Speaking of a small world, I had a patient the other day, who by her name was obviously Native American. I asked about her heritage and she said she was Western Band Cherokee. So I asked (of course) if she was familiar with Wes Studi, to which she replied, "Oh yes, I used to be on a student council there and he was an advisor, but that was before he became an actor.

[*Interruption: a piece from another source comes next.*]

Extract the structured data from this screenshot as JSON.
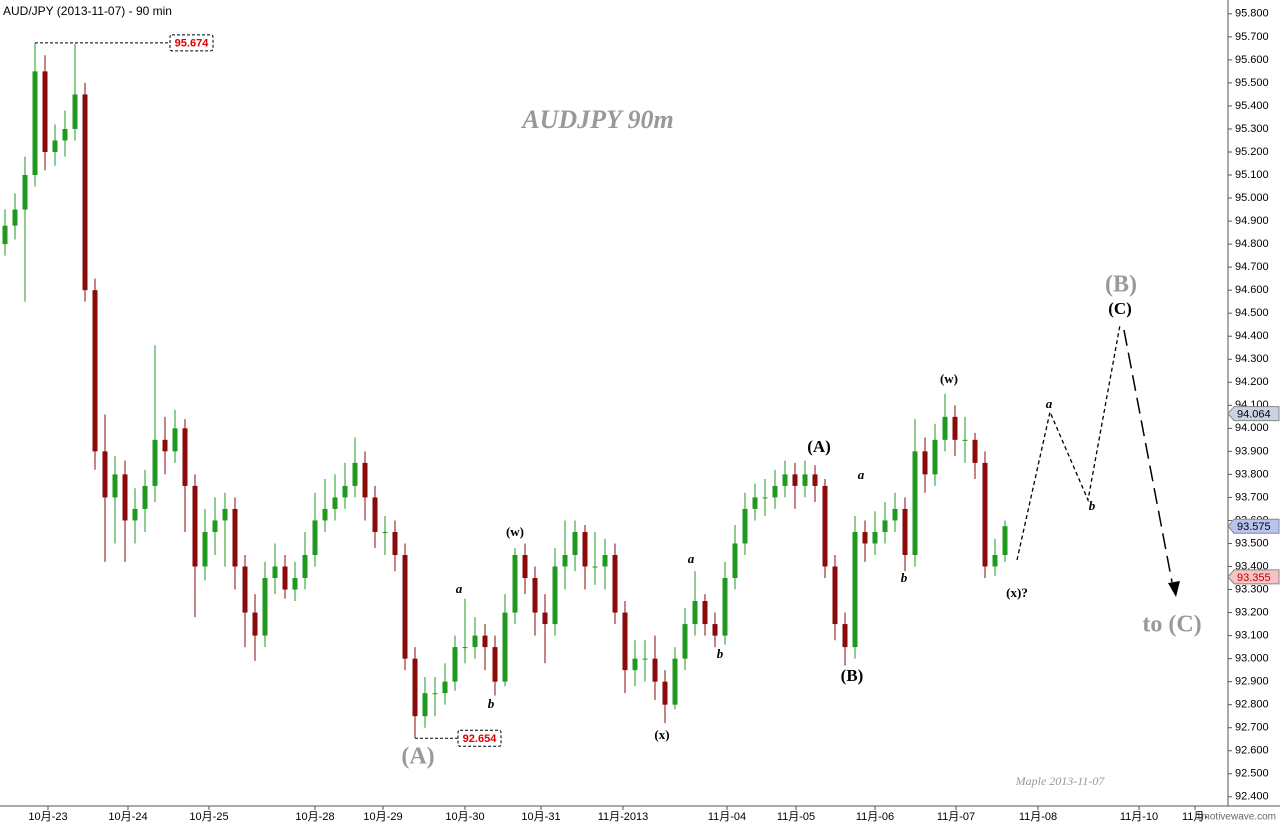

He was so bossy, but he had our better interests at heart I'm sure." She then went on to say that her best friend's uncle was Graham Greene, whom she called "the finest man I've ever known." She seemed very sincere, and if true, they are some neat observations to hear.
Anyway, hopefully the books I previously mentioned will be of interest to some of you. Hey Rich, maybe some new titles to add to your already excellent Mohican Book Store, huh? Everybody just remember to go to Amazon through the book store, so Rich and Elaine get credit, which I hope pertains to new books as well!